The Dragon has landed: SpaceX success as NASA astronauts set foot on International Space Station

Harriet Brewis
AP

SpaceX’s historic mission is complete, as astronauts Doug Hurley and Bob Behnken have finally set foot on the International Space Station.

The two-man NASA crew blasted off on a Falcon 9 rocket at 8.22pm on Saturday – in the first ever space mission run by a private company.

Their Dragon capsule, operated by billionaire Elon Musk’s firm, attached to the ISS at 3.16pm UK time. It completed docking at 3.30pm.

More than two hours later, Mr Hurley and Mr Behnken floated safely into their new home.

They were greeted by fellow American Chris Cassidy as well as two other space station residents, Russia cosmonauts Anatoli Ivanishin and Ivan Vagner.

The new arrivals are now officially members of the Expedition 63 crew.

Speaking aboard the space station, Mr Hurley said: “It obviously has been an honour just to be a small part of this. We have to give credit to SpaceX, the Commercial Crew Programme and, of course, Nasa.

“It’s great to get the United States back in the crewed launch business and we are just really glad to be on board this magnificent complex.”

From right: Doug Hurley and Bob Behnken join the Expedition 63 crew (NASA TV/AFP via Getty Images)

Meanwhile back on Earth, Nasa administrator Jim Bridenstine said: “The whole world saw this mission and we are so, so proud of everything you’ve done for our country and, in fact, to inspire the world.”

Mr Behnken said during their time on the ISS, the pair hope to put the Dragon capsule – which they have christened Endeavour – through its paces as well as assist other members of the crew in various other tasks.

He said: “Endeavour is going to get a lot of checkout over the next week or two here and hopefully we will be able to declare her operational.

“Doug and I will be able to take some burden of Chris and his crew mates Ivan and Anatoli so that we can keep the space station operating at a peak possibility.

"So we are looking forward to contributing any way that we can and like I said trying to keep (the) space station as productive as possible.”

The spacecraft had to perform a series of manoeuvres to get close enough to dock at the space station on Sunday afternoon.

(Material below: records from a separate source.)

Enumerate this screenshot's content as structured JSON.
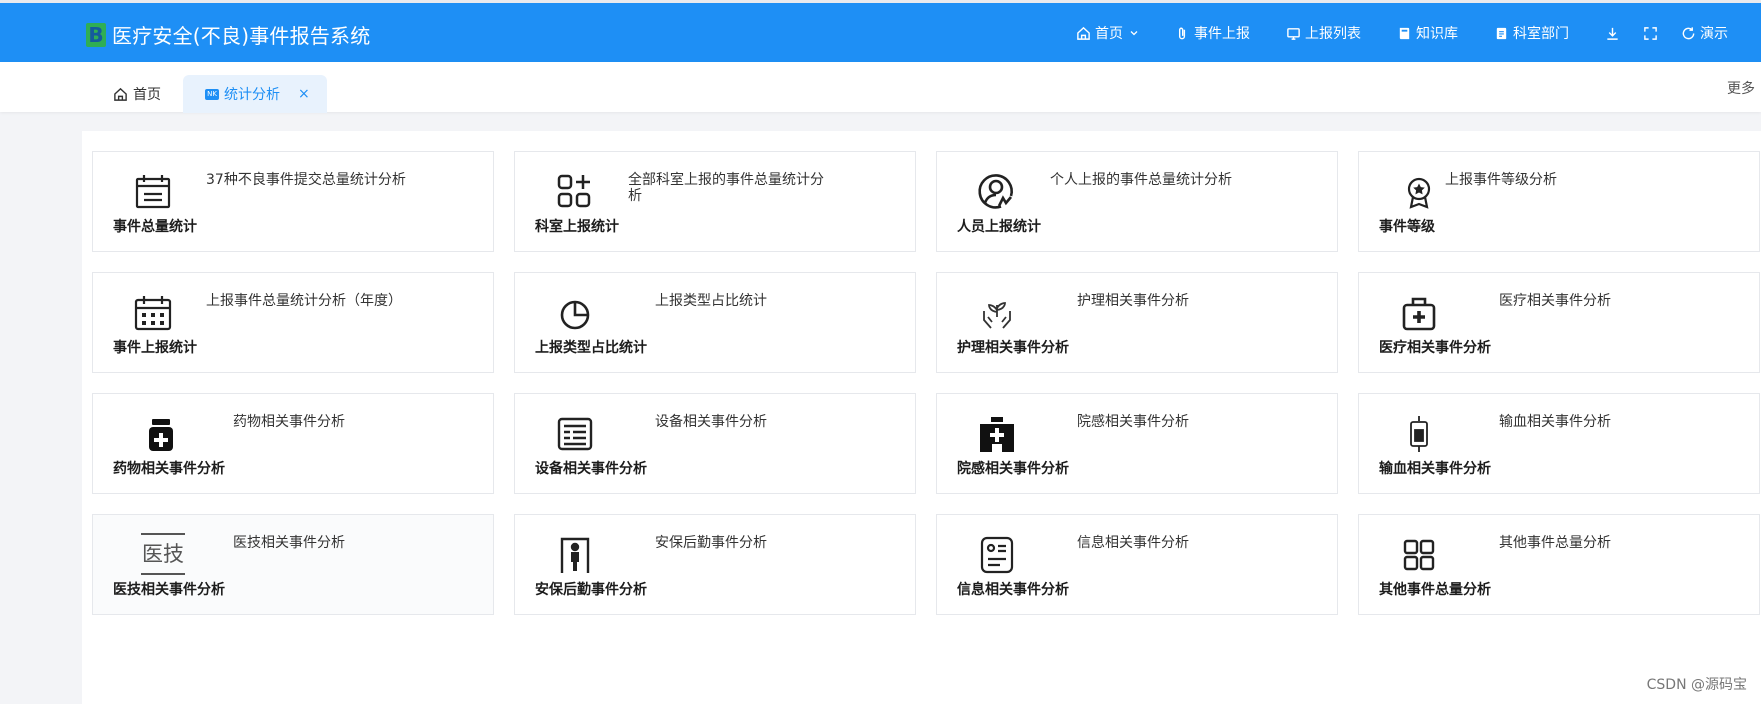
{
  "header": {
    "logo_letter": "B",
    "app_title": "医疗安全(不良)事件报告系统",
    "nav": [
      {
        "icon": "home-icon",
        "label": "首页"
      },
      {
        "icon": "paperclip-icon",
        "label": "事件上报"
      },
      {
        "icon": "monitor-icon",
        "label": "上报列表"
      },
      {
        "icon": "book-icon",
        "label": "知识库"
      },
      {
        "icon": "clipboard-icon",
        "label": "科室部门"
      }
    ],
    "refresh_label": "演示"
  },
  "tabs": {
    "home_label": "首页",
    "active_label": "统计分析",
    "active_icon_text": "NK",
    "close_glyph": "×",
    "more_label": "更多"
  },
  "cards": [
    {
      "title": "事件总量统计",
      "desc": "37种不良事件提交总量统计分析",
      "icon": "calendar-list-icon"
    },
    {
      "title": "科室上报统计",
      "desc": "全部科室上报的事件总量统计分析",
      "icon": "apps-add-icon"
    },
    {
      "title": "人员上报统计",
      "desc": "个人上报的事件总量统计分析",
      "icon": "user-circle-icon"
    },
    {
      "title": "事件等级",
      "desc": "上报事件等级分析",
      "icon": "medal-icon"
    },
    {
      "title": "事件上报统计",
      "desc": "上报事件总量统计分析（年度）",
      "icon": "calendar-grid-icon"
    },
    {
      "title": "上报类型占比统计",
      "desc": "上报类型占比统计",
      "icon": "pie-chart-icon"
    },
    {
      "title": "护理相关事件分析",
      "desc": "护理相关事件分析",
      "icon": "hands-plant-icon"
    },
    {
      "title": "医疗相关事件分析",
      "desc": "医疗相关事件分析",
      "icon": "medical-kit-icon"
    },
    {
      "title": "药物相关事件分析",
      "desc": "药物相关事件分析",
      "icon": "medicine-bottle-icon"
    },
    {
      "title": "设备相关事件分析",
      "desc": "设备相关事件分析",
      "icon": "device-list-icon"
    },
    {
      "title": "院感相关事件分析",
      "desc": "院感相关事件分析",
      "icon": "hospital-icon"
    },
    {
      "title": "输血相关事件分析",
      "desc": "输血相关事件分析",
      "icon": "blood-bag-icon"
    },
    {
      "title": "医技相关事件分析",
      "desc": "医技相关事件分析",
      "icon": "medical-tech-icon",
      "icon_text": "医技"
    },
    {
      "title": "安保后勤事件分析",
      "desc": "安保后勤事件分析",
      "icon": "security-gate-icon"
    },
    {
      "title": "信息相关事件分析",
      "desc": "信息相关事件分析",
      "icon": "info-card-icon"
    },
    {
      "title": "其他事件总量分析",
      "desc": "其他事件总量分析",
      "icon": "grid-apps-icon"
    }
  ],
  "watermark": "CSDN @源码宝",
  "colors": {
    "primary": "#1e8ff5",
    "logo_green": "#2fae55"
  }
}
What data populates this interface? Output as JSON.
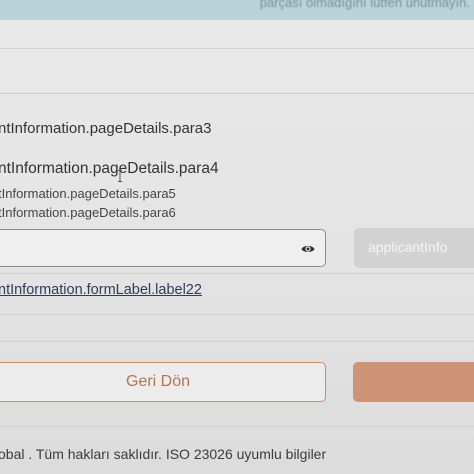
{
  "notice": {
    "text": "parçası olmadığını lütfen unutmayın."
  },
  "page_details": {
    "para3": "ntInformation.pageDetails.para3",
    "para4": "ntInformation.pageDetails.para4",
    "para5": "tInformation.pageDetails.para5",
    "para6": "tInformation.pageDetails.para6"
  },
  "password_field": {
    "value": "",
    "icon": "eye-icon"
  },
  "submit_button": {
    "label": "applicantInfo",
    "state": "disabled"
  },
  "form_label": {
    "label22": "ntInformation.formLabel.label22"
  },
  "actions": {
    "back_label": "Geri Dön",
    "next_label": ""
  },
  "footer": {
    "text": "obal . Tüm hakları saklıdır. ISO 23026 uyumlu bilgiler"
  },
  "colors": {
    "notice_bg": "#b9d3d9",
    "accent": "#cf9375",
    "back_border": "#c98a6e",
    "link": "#2f3b5c"
  }
}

Mr Hurley and Mr Behnken took over the controls and briefly piloted the Dragon before putting it back into automatic for the final approach.

Mr Hurley said the capsule handled "really well, very crisp."

Shortly after docking, but before they entered the hatch to the ISS, Mr Cassidy greeted his colleagues by ringing the ship's bell.

He then announced: “Dragon arriving.

“The crew of Expedition 63 is honoured to welcome the Dragon and the Commercial Crew Programme.

“Bob and Doug, glad to have you as part of the crew.”

Chris Cassidy prepares the hatch door through to the ISS (NASA TV)

The mission, named Demo-2, marks the first time NASA has launched astronauts from US soil in nine years.

Its aim is to show SpaceX’s ability to ferry astronauts to the space station and back safely.

It is the final major step required by the Crew Dragon to acquire NASA certification for more long-term manned missions to space.

British astronaut Tim Peake celebrated Sunday's landmark moment on Twitter, writing: “Another milestone in the history of human spaceflight.

"Congratulations @SpaceX and welcome to the @Space_Station @AstroBehnken and @Astro_Doug.”

A few hours before docking, Mr Hurley and Mr Behnken reported that the capsule was performing beautifully.

Just in case, they got back into their pressurised launch suits and helmets ahead of their arrival.

NASA has yet to decide how long the pair will spend at the space station – between one and four months.

While they're there, the veteran astronauts will join their fellow ISS residents in performing experiments and possibly spacewalks to instal fresh station batteries.

In a show-and-tell earlier on Sunday, the astronauts gave a quick tour of the Dragon's interior.

The blue sequined dinosaur accompanying them – their young sons' toy, named Tremor – was also in good shape, Mr Behnken assured viewers.

Tremor will now join Earthy, a stuffed-toy globe delivered to the space station on an unmanned Dragon test flight last year.

Mr Behnken said both toys would return to Earth with them upon the mission's completion.

After lift-off on Saturday, Mr Musk told reporters that the capsule's return will be more dangerous in some ways than its launch.

In an emotional message, he said: "This is hopefully the first step on a journey toward a civilisation on Mars."